DOJ Funds Special Attorneys To Prosecute Crimes Against Native American Women

By Jimmy Jenkins
Published: Thursday, October 25, 2018 - 7:29pm
Updated: Friday, October 26, 2018 - 8:43am

The Office on Violence against Women at the Department of Justice will provide funding for a special prosecutor to focus on crimes against women in the Salt River Pima Indian Community. Deputy Attorney General Rod Rosenstein announced the new funding Thursday.

The OVW was created in 1995 by the Violence Against Women Act. Katie Sullivan, acting director, says her office supports “programs that develop coordinated community responses to combat domestic violence, stalking, dating violence, and sexual assault.”

Sullivan says her office will provide $437,500 for a Tribal Special Assistant U.S. Attorney or “SAUSA.”

“It will be an attorney that agrees to come and work both in the tribal court and in the U.S. Attorney’s Office,” Sullivan said.

Sullivan says the SAUSA will only prosecute crimes on the reservation relating to the focus of the Violence Against Women Act.
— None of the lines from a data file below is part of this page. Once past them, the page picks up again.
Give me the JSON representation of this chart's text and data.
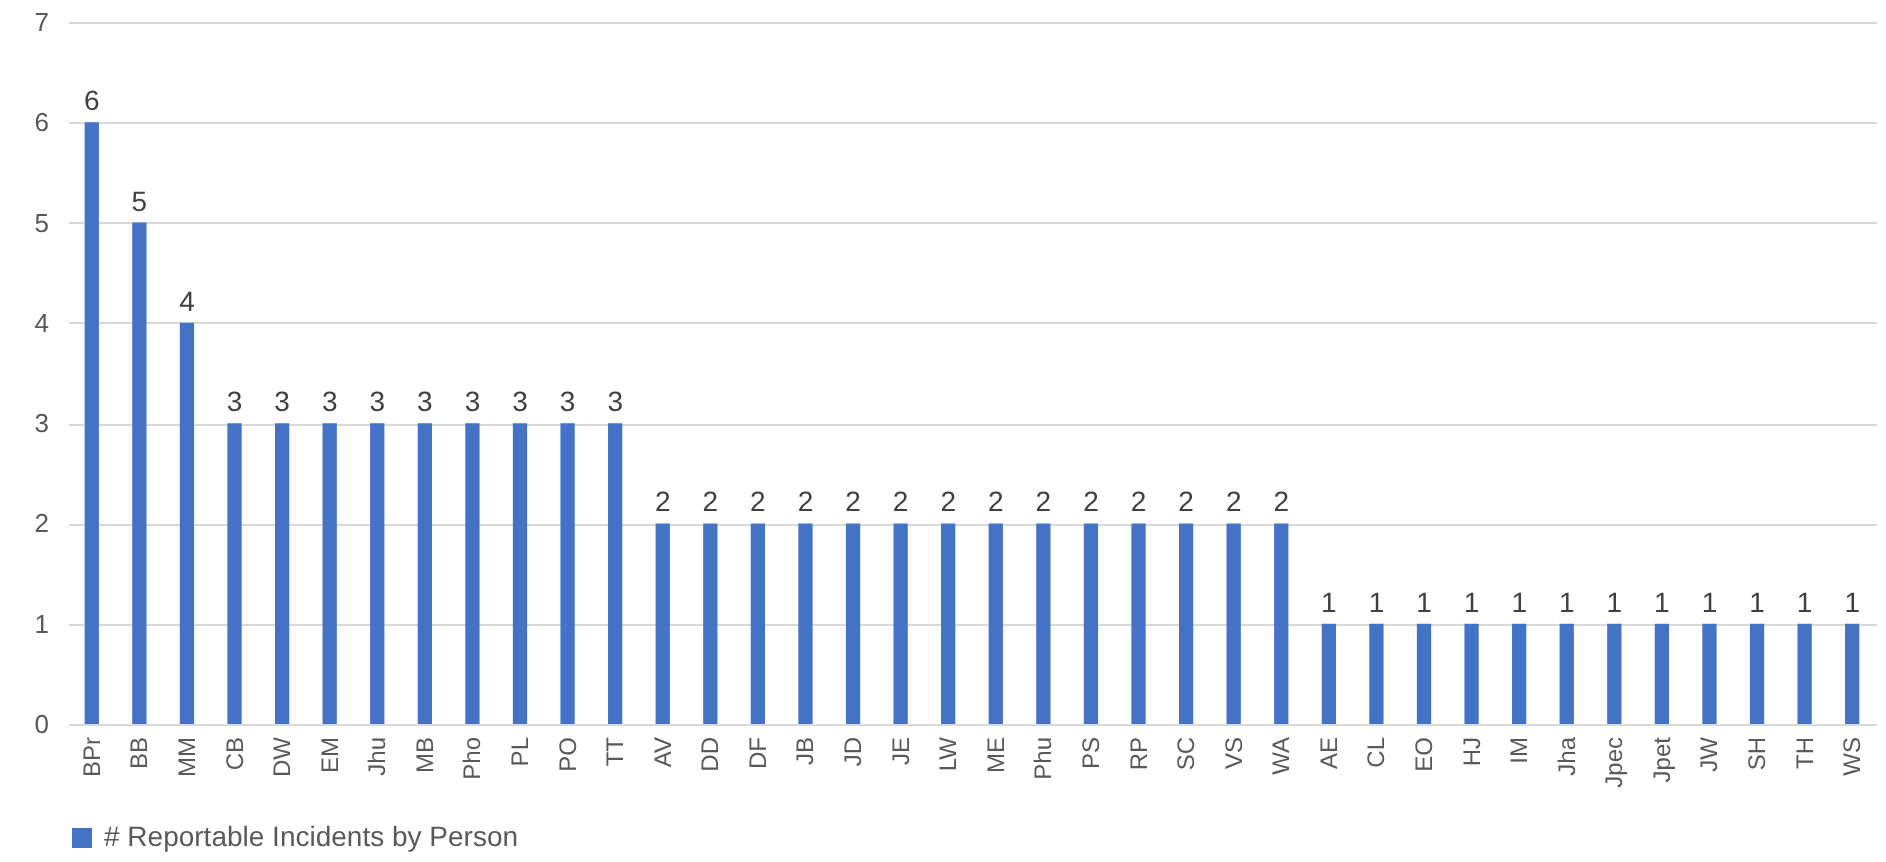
{
  "chart_data": {
    "type": "bar",
    "categories": [
      "BPr",
      "BB",
      "MM",
      "CB",
      "DW",
      "EM",
      "Jhu",
      "MB",
      "Pho",
      "PL",
      "PO",
      "TT",
      "AV",
      "DD",
      "DF",
      "JB",
      "JD",
      "JE",
      "LW",
      "ME",
      "Phu",
      "PS",
      "RP",
      "SC",
      "VS",
      "WA",
      "AE",
      "CL",
      "EO",
      "HJ",
      "IM",
      "Jha",
      "Jpec",
      "Jpet",
      "JW",
      "SH",
      "TH",
      "WS"
    ],
    "series": [
      {
        "name": "# Reportable Incidents by Person",
        "color": "#4472c4",
        "values": [
          6,
          5,
          4,
          3,
          3,
          3,
          3,
          3,
          3,
          3,
          3,
          3,
          2,
          2,
          2,
          2,
          2,
          2,
          2,
          2,
          2,
          2,
          2,
          2,
          2,
          2,
          1,
          1,
          1,
          1,
          1,
          1,
          1,
          1,
          1,
          1,
          1,
          1
        ]
      }
    ],
    "ylim": [
      0,
      7
    ],
    "yticks": [
      0,
      1,
      2,
      3,
      4,
      5,
      6,
      7
    ],
    "grid": "y",
    "legend": "bottom",
    "data_labels": true
  }
}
According to a 2016 report from the National Institute of Justice, more than 55 percent of American Indian and Alaska Native women experienced “physical violence by an intimate partner." 

The Salt River Pima Indian Community was one of four locations selected for the funding.

“We reach out to U.S. Attorneys and their tribal liaisons to find out where they think there is a need, as well as a tribe who’s willing work with a tribal SAUSA,” Sullivan said, calling the new position a go-between for the tribal and federal courts.

Sullivan said success of a pilot project for Tribal SAUSAs that began in 2012 resulted in the programming receiving additional support.

The new positions are funded for three years. Sullivan says she will work to increase the number of Tribal SAUSAs annually.